To live in Napa Valley is to be immersed in a storied region replete with postcard-like scenery composed of rolling hills and long rows of grapevines. Those features were a natural draw for a young San Francisco couple looking for a vacation home, but finding the right house was, for a time, a challenge. “The options they considered weren’t very inviting. They were all white and sterile,” recalls designer Margaret Ash, who had previously worked on the couple’s San Francisco and Mendocino homes. Because of this, she understood what her clients wanted and was not surprised when they finally chose a dated and worn ranch house over more “move-in ready” contenders. The ranch house may have seen better days, but the property, set within a historic vineyard first planted in the 1880s, was extraordinary. The couple viewed it as an opportunity to create a home tailored specifically to them, and living within the existing house for a time provided the insight needed to build the new home of their dreams.

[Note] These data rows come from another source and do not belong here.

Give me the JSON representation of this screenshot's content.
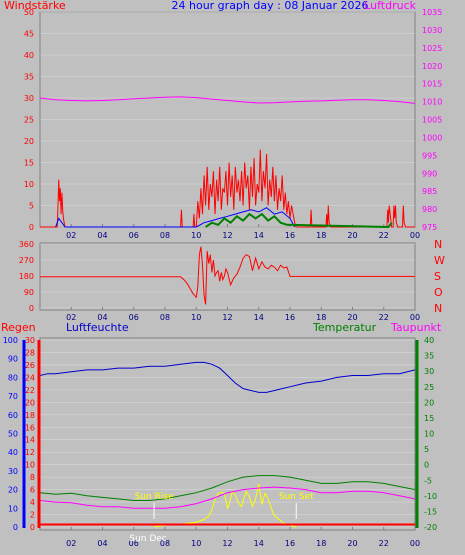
{
  "header": {
    "title": "24 hour graph day : 08 Januar 2026",
    "left_label": "Windstärke",
    "right_label": "Luftdruck"
  },
  "colors": {
    "background": "#c0c0c0",
    "wind": "#ff0000",
    "gust": "#ff0000",
    "wind_avg": "#0000ff",
    "wind_min": "#008000",
    "pressure": "#ff00ff",
    "direction": "#ff0000",
    "humidity": "#0000cc",
    "temperature": "#008000",
    "dewpoint": "#ff00ff",
    "rain": "#ff0000",
    "solar": "#ffff00",
    "hum_axis": "#0000ff",
    "rain_axis": "#ff0000",
    "temp_axis": "#008000"
  },
  "x_ticks": [
    "02",
    "04",
    "06",
    "08",
    "10",
    "12",
    "14",
    "16",
    "18",
    "20",
    "22",
    "00"
  ],
  "chart_data": [
    {
      "id": "wind",
      "type": "line",
      "ylim_left": [
        0,
        50
      ],
      "yticks_left": [
        "50",
        "45",
        "40",
        "35",
        "30",
        "25",
        "20",
        "15",
        "10",
        "5",
        "0"
      ],
      "ylim_right": [
        975,
        1035
      ],
      "yticks_right": [
        "1035",
        "1030",
        "1025",
        "1020",
        "1015",
        "1010",
        "1005",
        "1000",
        "995",
        "990",
        "985",
        "980",
        "975"
      ],
      "series": [
        {
          "key": "gust",
          "x": [
            0,
            0.8,
            1.1,
            1.15,
            1.2,
            1.25,
            1.3,
            1.35,
            1.4,
            1.45,
            1.5,
            1.6,
            1.7,
            2.5,
            9.0,
            9.05,
            9.1,
            9.2,
            9.8,
            9.85,
            9.9,
            10.0,
            10.1,
            10.2,
            10.3,
            10.4,
            10.5,
            10.6,
            10.7,
            10.8,
            10.9,
            11.0,
            11.1,
            11.2,
            11.3,
            11.4,
            11.5,
            11.6,
            11.7,
            11.8,
            11.9,
            12.0,
            12.1,
            12.2,
            12.3,
            12.4,
            12.5,
            12.6,
            12.7,
            12.8,
            12.9,
            13.0,
            13.1,
            13.2,
            13.3,
            13.4,
            13.5,
            13.6,
            13.7,
            13.8,
            13.9,
            14.0,
            14.1,
            14.2,
            14.3,
            14.4,
            14.5,
            14.6,
            14.7,
            14.8,
            14.9,
            15.0,
            15.1,
            15.2,
            15.3,
            15.4,
            15.5,
            15.6,
            15.7,
            15.8,
            15.9,
            16.0,
            16.1,
            16.2,
            16.3,
            16.4,
            16.5,
            17.3,
            17.35,
            17.4,
            17.5,
            18.3,
            18.35,
            18.4,
            18.45,
            18.5,
            18.6,
            22.2,
            22.25,
            22.3,
            22.35,
            22.5,
            22.6,
            22.65,
            22.7,
            22.75,
            22.8,
            22.9,
            23.2,
            23.25,
            23.3,
            23.4,
            24.0
          ],
          "values": [
            0,
            0,
            0,
            5,
            11,
            6,
            9,
            3,
            8,
            4,
            2,
            0,
            0,
            0,
            0,
            4,
            0,
            0,
            0,
            3,
            0,
            0,
            6,
            2,
            9,
            3,
            12,
            5,
            14,
            4,
            10,
            7,
            13,
            3,
            11,
            6,
            14,
            4,
            9,
            8,
            13,
            5,
            15,
            7,
            12,
            4,
            14,
            8,
            11,
            6,
            13,
            5,
            15,
            9,
            12,
            4,
            14,
            7,
            16,
            5,
            10,
            8,
            18,
            6,
            13,
            9,
            17,
            5,
            11,
            7,
            14,
            6,
            12,
            4,
            9,
            6,
            12,
            4,
            8,
            3,
            6,
            2,
            5,
            3,
            1,
            0,
            0,
            0,
            4,
            0,
            0,
            0,
            3,
            0,
            5,
            1,
            0,
            0,
            4,
            1,
            5,
            0,
            0,
            5,
            2,
            5,
            1,
            0,
            0,
            5,
            1,
            0,
            0
          ]
        },
        {
          "key": "avg",
          "x": [
            1.0,
            1.2,
            1.4,
            1.6,
            10.0,
            10.5,
            11.0,
            11.5,
            12.0,
            12.5,
            13.0,
            13.5,
            14.0,
            14.5,
            15.0,
            15.5,
            16.0,
            16.3
          ],
          "values": [
            0,
            2,
            1,
            0,
            0,
            1,
            1.5,
            2,
            2.5,
            3,
            3.5,
            4,
            3.5,
            4.5,
            3,
            3.5,
            2,
            0
          ]
        },
        {
          "key": "min",
          "x": [
            10.6,
            11.0,
            11.4,
            11.8,
            12.2,
            12.6,
            13.0,
            13.4,
            13.8,
            14.2,
            14.6,
            15.0,
            15.4,
            15.8,
            22.3,
            22.5
          ],
          "values": [
            0,
            1,
            0.5,
            2,
            1,
            2.5,
            1.5,
            3,
            2,
            3,
            1.5,
            2.5,
            1,
            0.5,
            0,
            1
          ]
        },
        {
          "key": "pressure",
          "x": [
            0,
            1,
            2,
            3,
            4,
            5,
            6,
            7,
            8,
            9,
            10,
            11,
            12,
            13,
            14,
            15,
            16,
            17,
            18,
            19,
            20,
            21,
            22,
            23,
            24
          ],
          "values": [
            1011,
            1010.5,
            1010.3,
            1010.2,
            1010.3,
            1010.5,
            1010.8,
            1011,
            1011.2,
            1011.3,
            1011.1,
            1010.7,
            1010.3,
            1009.9,
            1009.6,
            1009.7,
            1009.9,
            1010.1,
            1010.2,
            1010.4,
            1010.5,
            1010.5,
            1010.3,
            1010,
            1009.5
          ]
        }
      ]
    },
    {
      "id": "direction",
      "type": "line",
      "ylim": [
        0,
        360
      ],
      "yticks": [
        "360",
        "270",
        "180",
        "90",
        "0"
      ],
      "right_labels": [
        "N",
        "W",
        "S",
        "O",
        "N"
      ],
      "x": [
        0,
        8.5,
        9.0,
        9.2,
        9.4,
        9.6,
        9.8,
        10.0,
        10.1,
        10.2,
        10.3,
        10.4,
        10.5,
        10.6,
        10.7,
        10.8,
        10.9,
        11.0,
        11.1,
        11.2,
        11.3,
        11.4,
        11.5,
        11.6,
        11.7,
        11.8,
        11.9,
        12.0,
        12.2,
        12.4,
        12.6,
        12.8,
        13.0,
        13.2,
        13.4,
        13.6,
        13.8,
        14.0,
        14.2,
        14.4,
        14.6,
        14.8,
        15.0,
        15.2,
        15.4,
        15.6,
        15.8,
        16.0,
        24.0
      ],
      "values": [
        176,
        176,
        176,
        160,
        140,
        110,
        80,
        60,
        120,
        300,
        345,
        240,
        70,
        20,
        320,
        250,
        300,
        200,
        270,
        180,
        200,
        210,
        150,
        200,
        160,
        180,
        220,
        200,
        130,
        170,
        190,
        230,
        280,
        300,
        290,
        210,
        280,
        220,
        260,
        230,
        220,
        240,
        230,
        210,
        240,
        225,
        230,
        178,
        178
      ]
    },
    {
      "id": "weather",
      "type": "line",
      "left_label_rain": "Regen",
      "left_label_humidity": "Luftfeuchte",
      "right_label_temperature": "Temperatur",
      "right_label_dewpoint": "Taupunkt",
      "ylim_humidity": [
        0,
        100
      ],
      "yticks_humidity": [
        "100",
        "90",
        "80",
        "70",
        "60",
        "50",
        "40",
        "30",
        "20",
        "10",
        "0"
      ],
      "ylim_rain": [
        0,
        30
      ],
      "yticks_rain": [
        "30",
        "28",
        "26",
        "24",
        "22",
        "20",
        "18",
        "16",
        "14",
        "12",
        "10",
        "8",
        "6",
        "4",
        "2",
        "0"
      ],
      "ylim_temperature": [
        -20,
        40
      ],
      "yticks_temperature": [
        "40",
        "35",
        "30",
        "25",
        "20",
        "15",
        "10",
        "5",
        "0",
        "-5",
        "-10",
        "-15",
        "-20"
      ],
      "sunrise_label": "Sun Rise",
      "sunrise_x": 7.3,
      "sunrise_value": 150,
      "sunset_label": "Sun Set",
      "sunset_x": 16.4,
      "sunset_value": 150,
      "sundec_label": "Sun Dec",
      "sundec_x": 7.3,
      "series": [
        {
          "key": "humidity",
          "x": [
            0,
            0.5,
            1,
            2,
            3,
            4,
            5,
            6,
            7,
            8,
            9,
            10,
            10.5,
            11,
            11.5,
            12,
            12.5,
            13,
            13.5,
            14,
            14.5,
            15,
            15.5,
            16,
            16.5,
            17,
            18,
            19,
            20,
            21,
            22,
            23,
            24
          ],
          "values": [
            81,
            82,
            82,
            83,
            84,
            84,
            85,
            85,
            86,
            86,
            87,
            88,
            88,
            87,
            85,
            81,
            77,
            74,
            73,
            72,
            72,
            73,
            74,
            75,
            76,
            77,
            78,
            80,
            81,
            81,
            82,
            82,
            84
          ]
        },
        {
          "key": "temperature",
          "x": [
            0,
            1,
            2,
            3,
            4,
            5,
            6,
            7,
            8,
            9,
            10,
            11,
            12,
            13,
            14,
            15,
            16,
            17,
            18,
            19,
            20,
            21,
            22,
            23,
            24
          ],
          "values": [
            -9,
            -9.5,
            -9.2,
            -10,
            -10.5,
            -11,
            -11.5,
            -11.5,
            -11,
            -10,
            -9,
            -7.5,
            -5.5,
            -4,
            -3.5,
            -3.5,
            -4,
            -5,
            -6,
            -6,
            -5.5,
            -5.5,
            -6,
            -7,
            -8
          ]
        },
        {
          "key": "dewpoint",
          "x": [
            0,
            1,
            2,
            3,
            4,
            5,
            6,
            7,
            8,
            9,
            10,
            11,
            12,
            13,
            14,
            15,
            16,
            17,
            18,
            19,
            20,
            21,
            22,
            23,
            24
          ],
          "values": [
            -11.5,
            -12,
            -12.2,
            -13,
            -13.5,
            -13.5,
            -14,
            -14,
            -14,
            -13.5,
            -12.5,
            -11,
            -9,
            -8,
            -7.5,
            -7.2,
            -7.5,
            -8,
            -9,
            -9,
            -8.5,
            -8.5,
            -9,
            -10,
            -11
          ]
        },
        {
          "key": "rain",
          "x": [
            0,
            24
          ],
          "values": [
            0.4,
            0.4
          ]
        },
        {
          "key": "solar",
          "x": [
            7.3,
            7.6,
            8.0,
            9.0,
            10.0,
            10.5,
            10.8,
            11.0,
            11.2,
            11.4,
            11.6,
            11.8,
            12.0,
            12.1,
            12.3,
            12.5,
            12.7,
            12.9,
            13.0,
            13.2,
            13.4,
            13.6,
            13.8,
            14.0,
            14.2,
            14.4,
            14.6,
            14.8,
            15.0,
            15.3,
            15.6,
            16.0,
            16.4
          ],
          "values": [
            0,
            5,
            10,
            15,
            25,
            40,
            60,
            90,
            150,
            180,
            185,
            180,
            100,
            120,
            190,
            170,
            130,
            110,
            140,
            190,
            160,
            110,
            150,
            230,
            120,
            180,
            150,
            100,
            60,
            40,
            20,
            10,
            0
          ]
        }
      ]
    }
  ]
}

“The husband has a ladder, which he used to get a better view of the property. Atop it, he saw the perfect grade for a new home, one he thought would establish an axial view of Mount Saint Helena,” recalls architect Timothy C. Chappelle. “And he was right!” Chappelle’s reverence for the setting inspired him to propose a family compound honoring the Napa agricultural vernacular without being gimmicky. “They wanted to be good neighbors, and this is quiet architecture that celebrates simple gable forms,” he says.
Working with project manager Casey Cramer and general contractors John Rechin and Mark Rechin, Chappelle developed a two-story main house clad in knotty Western red cedar and a separate stone guesthouse with two bedrooms, two bathrooms, a kitchen and a sitting area. “It’s not one big box; it’s modular and agrarian,” he explains, noting his penchant for what he calls “skinny houses,” one-room deep spaces that capture daylight and provide ample cross ventilation. “This house is a gathering point, so it’s designed for flexibility and privacy,” he continues. “The great room is like a mini hotel lobby, and the guest rooms feel like a resort. There are fun things, too, like the bunk room.”
“They wanted to create an unpretentious estate for weekend retreats,” adds Ash, who, like Chappelle, sought to capture the essence of Napa Valley style in a fresh way. “We wanted the house to be casual, but not too rustic or expected,” she explains, noting that the home possesses an almost Hamptons-like spirit, a nod to where the couple first met in New York. The designer began with the color palette, pulling blues, greens, and natural wood tones directly from the landscape, intentionally keeping the primary spaces tranquil to not distract from the view. (Although she did play with bolder colors and patterns in the guest house.) But a mostly quiet color scheme didn’t stop her from finding intriguing pieces such as the antique Savonarola chair that punctuates the entryway or the rope chairs and sculptural wood tables by Caste furniture designer Ty Best in the living area. Ash says of the latter, “Those are the prize items. I knew from the beginning that I would use those tables.” Fine art adds an important layer to this home. The clients worked with art advisor Caroline Brinckerhoff to find pieces by David Hockney, Damien Hirst, James Nares and Adam Fuss. While almost all of the rooms came together smoothly and as planned, there was one last-minute request: A home office for the husband. Ever nimble, Ash quickly converted part of his closet into a workspace, adding a concealed door to the couple’s bedroom for a seemingly uninterrupted wall plane and even giving the newly created room vineyard views.
Since the home was meant as the ultimate retreat, the outdoor areas were treated as essential elements. Landscape architect Dustin Moore was hired to design a pool, lawn, vegetable garden and a gravel courtyard strung with globe lights for alfresco dining. “We approached the grounds as outdoor rooms,” says Moore of tying the garden to the architecture. “There’s a story in how you go from one space to another.” Chappelle, noting how the olive trees and grasses soften the home and help it become one with the landscape, says, “This house doesn’t stand out. It’s less about being a trophy home and more about a simple existence with family and friends—it’s the epitome of California living.”